Bipolar disorder is characterized by a cycling from depression to mania, and back again over time (hence the reason it used to be called manic depression, because it includes both mania and depression). One of the commonly asked questions we get here is, “How long does a typical bipolar episode last?”
The answer has traditionally been, “Well, it varies considerably from person to person. Some may have rapid cycling bipolar disorder where that person can cycle back and forth between depression and mania in the course of a day or multiple times a week. Others may be stuck in one mood or the other for weeks or months at a time.”
New research (Solomon et al., 2010) published in The Archives of General Psychiatry sheds a little more empirical light onto this question.
In a study of 219 patients with bipolar I disorder (the kind of bipolar disorder with full-blown manic episodes), researchers asked patients to fill out an evaluation every 6 months for five years. The evaluation survey asked a number of questions to determine the length, type and severity of the person’s mood episodes.

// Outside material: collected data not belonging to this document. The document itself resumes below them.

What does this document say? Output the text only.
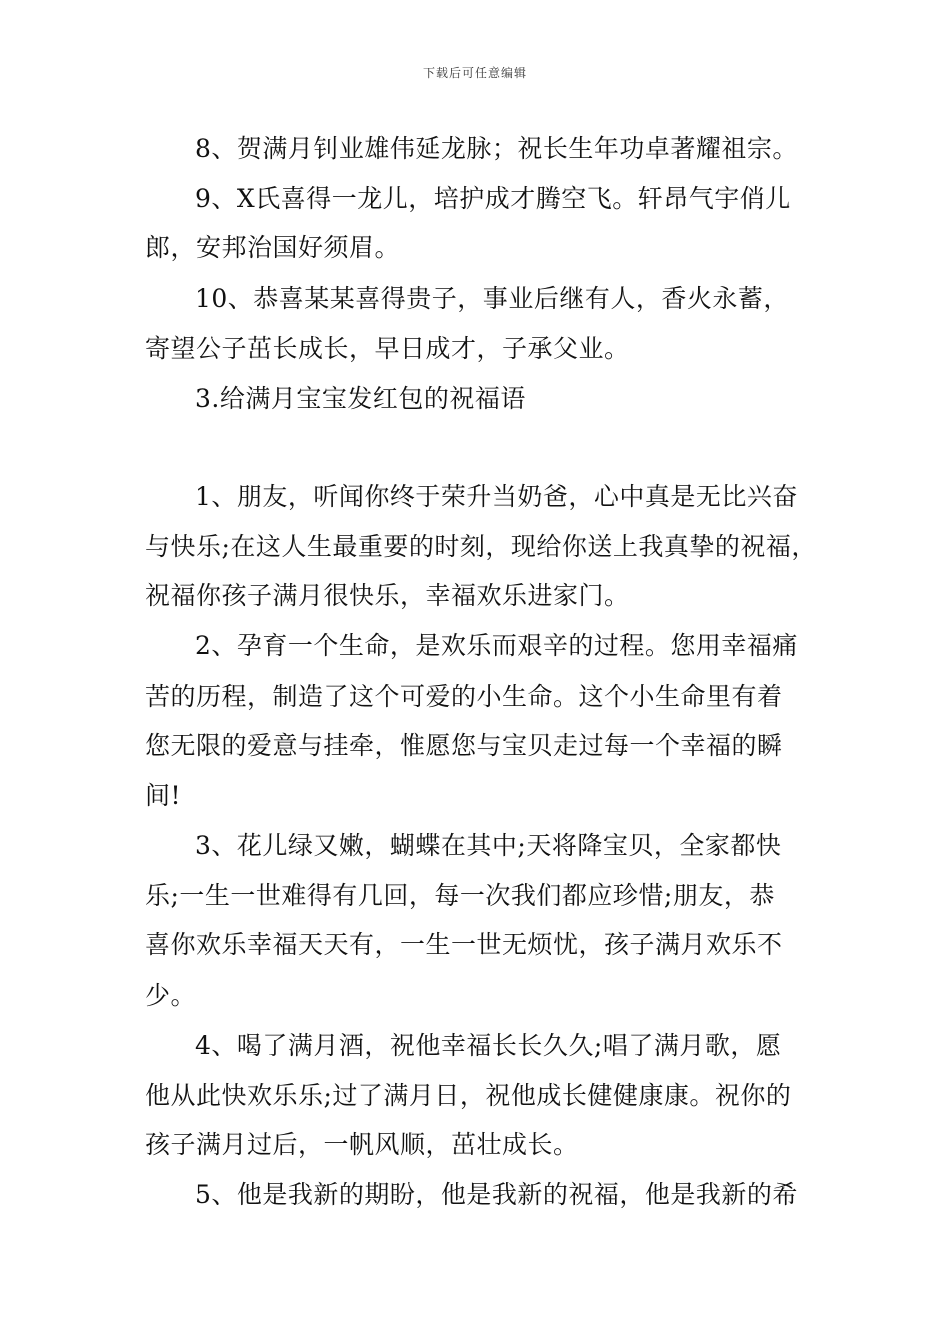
下载后可任意编辑
8、贺满月钊业雄伟延龙脉；祝长生年功卓著耀祖宗。
9、X氏喜得一龙儿，培护成才腾空飞。轩昂气宇俏儿
郎，安邦治国好须眉。
10、恭喜某某喜得贵子，事业后继有人，香火永蓄，
寄望公子茁长成长，早日成才，子承父业。
3.给满月宝宝发红包的祝福语
1、朋友，听闻你终于荣升当奶爸，心中真是无比兴奋
与快乐;在这人生最重要的时刻，现给你送上我真挚的祝福，
祝福你孩子满月很快乐，幸福欢乐进家门。
2、孕育一个生命，是欢乐而艰辛的过程。您用幸福痛
苦的历程，制造了这个可爱的小生命。这个小生命里有着
您无限的爱意与挂牵，惟愿您与宝贝走过每一个幸福的瞬
间!
3、花儿绿又嫩，蝴蝶在其中;天将降宝贝，全家都快
乐;一生一世难得有几回，每一次我们都应珍惜;朋友，恭
喜你欢乐幸福天天有，一生一世无烦忧，孩子满月欢乐不
少。
4、喝了满月酒，祝他幸福长长久久;唱了满月歌，愿
他从此快欢乐乐;过了满月日，祝他成长健健康康。祝你的
孩子满月过后，一帆风顺，茁壮成长。
5、他是我新的期盼，他是我新的祝福，他是我新的希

They discovered that for patients with Bipolar I disorder, the median duration for any type of mood episode — either mania or depression — was 13 weeks.
They also found that “more than 75% of the subjects recovered from their mood episodes within 1 year of onset. The probability of recovery was significantly less for an episode with severe onset” and for those who had a greater number of years spent ill with a mood episode.

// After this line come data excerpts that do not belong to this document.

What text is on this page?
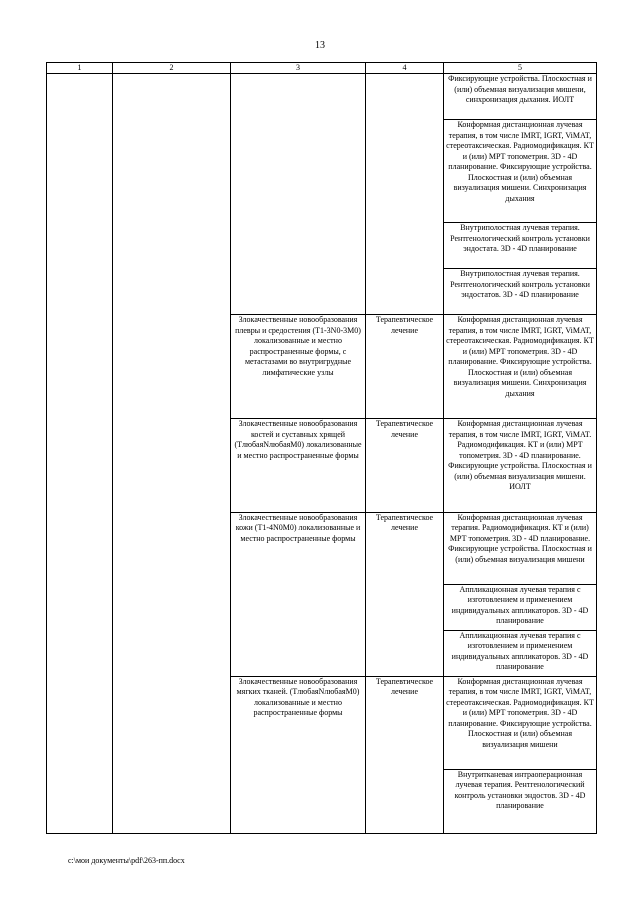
13
1	2	3	4	5
				Фиксирующие устройства. Плоскостная и (или) объемная визуализация мишени, синхронизация дыхания. ИОЛТ
				Конформная дистанционная лучевая терапия, в том числе IMRT, IGRT, ViMAT, стереотаксическая. Радиомодификация. КТ и (или) МРТ топометрия. 3D - 4D планирование. Фиксирующие устройства. Плоскостная и (или) объемная визуализация мишени. Синхронизация дыхания
				Внутриполостная лучевая терапия. Рентгенологический контроль установки эндостата. 3D - 4D планирование
				Внутриполостная лучевая терапия. Рентгенологический контроль установки эндостатов. 3D - 4D планирование
		Злокачественные новообразования плевры и средостения (T1-3N0-3M0) локализованные и местно распространенные формы, с метастазами во внутригрудные лимфатические узлы	Терапевтическое лечение	Конформная дистанционная лучевая терапия, в том числе IMRT, IGRT, ViMAT, стереотаксическая. Радиомодификация. КТ и (или) МРТ топометрия. 3D - 4D планирование. Фиксирующие устройства. Плоскостная и (или) объемная визуализация мишени. Синхронизация дыхания
		Злокачественные новообразования костей и суставных хрящей (TлюбаяNлюбаяM0) локализованные и местно распространенные формы	Терапевтическое лечение	Конформная дистанционная лучевая терапия, в том числе IMRT, IGRT, ViMAT. Радиомодификация. КТ и (или) МРТ топометрия. 3D - 4D планирование. Фиксирующие устройства. Плоскостная и (или) объемная визуализация мишени. ИОЛТ
		Злокачественные новообразования кожи (T1-4N0M0) локализованные и местно распространенные формы	Терапевтическое лечение	Конформная дистанционная лучевая терапия. Радиомодификация. КТ и (или) МРТ топометрия. 3D - 4D планирование. Фиксирующие устройства. Плоскостная и (или) объемная визуализация мишени
				Аппликационная лучевая терапия с изготовлением и применением индивидуальных аппликаторов. 3D - 4D планирование
				Аппликационная лучевая терапия с изготовлением и применением индивидуальных аппликаторов. 3D - 4D планирование
		Злокачественные новообразования мягких тканей. (TлюбаяNлюбаяM0) локализованные и местно распространенные формы	Терапевтическое лечение	Конформная дистанционная лучевая терапия, в том числе IMRT, IGRT, ViMAT, стереотаксическая. Радиомодификация. КТ и (или) МРТ топометрия. 3D - 4D планирование. Фиксирующие устройства. Плоскостная и (или) объемная визуализация мишени
				Внутритканевая интраоперационная лучевая терапия. Рентгенологический контроль установки эндостов. 3D - 4D планирование
c:\мои документы\pdf\263-пп.docx
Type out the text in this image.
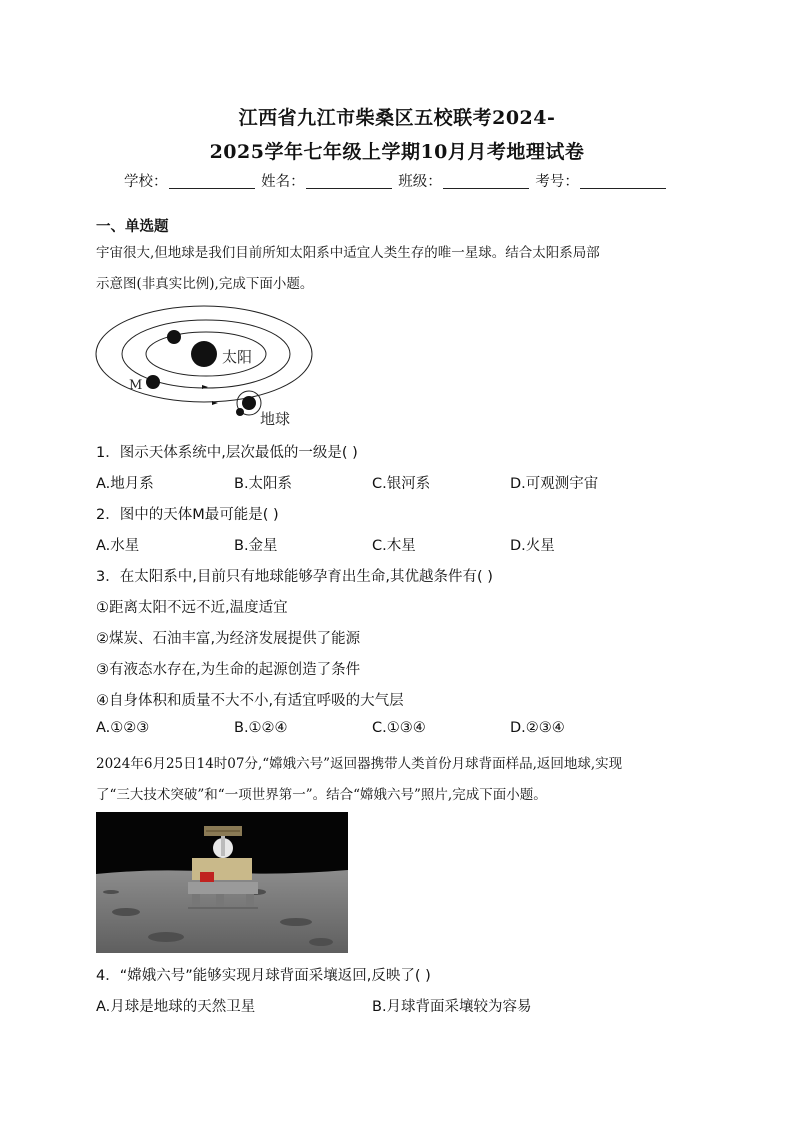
江西省九江市柴桑区五校联考2024-
2025学年七年级上学期10月月考地理试卷
学校：	姓名：	班级：	考号：
一、单选题
宇宙很大,但地球是我们目前所知太阳系中适宜人类生存的唯一星球。结合太阳系局部
示意图(非真实比例),完成下面小题。
太阳
M
地球
1．图示天体系统中,层次最低的一级是( )
A.地月系	B.太阳系	C.银河系	D.可观测宇宙
2．图中的天体M最可能是( )
A.水星	B.金星	C.木星	D.火星
3．在太阳系中,目前只有地球能够孕育出生命,其优越条件有( )
①距离太阳不远不近,温度适宜
②煤炭、石油丰富,为经济发展提供了能源
③有液态水存在,为生命的起源创造了条件
④自身体积和质量不大不小,有适宜呼吸的大气层
A.①②③	B.①②④	C.①③④	D.②③④
2024年6月25日14时07分,“嫦娥六号”返回器携带人类首份月球背面样品,返回地球,实现
了“三大技术突破”和“一项世界第一”。结合“嫦娥六号”照片,完成下面小题。
4．“嫦娥六号”能够实现月球背面采壤返回,反映了( )
A.月球是地球的天然卫星	B.月球背面采壤较为容易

The researchers also discovered that manic episodes or mild depressive episodes were easier to recover from than severe depressive episodes for people with Bipolar I disorder in this study. They also found that those who have a cycling episode — switching from depression to mania or vice-a-versa without an intervening period of recovery — fared worse.
So there you have it. The average length of time someone with Bipolar I disorder spends either depressed or manic is about 13 weeks. Of course, as always, your mileage may vary and individual differences will mean that very few people will actually have this exact average. But it’s a good, rough yardstick in which to measure your own mood episode lengths.
Solomon, DA, Andrew C. Leon; William H. Coryell; Jean Endicott; Chunshan Li; Jess G. Fiedorowicz; Lara Boyken; Martin B. Keller. (2010). Arch Gen Psychiatry — Abstract: Longitudinal Course of Bipolar I Disorder: Duration of Mood Episodes. Arch Gen Psychiatry, 67, 339-347.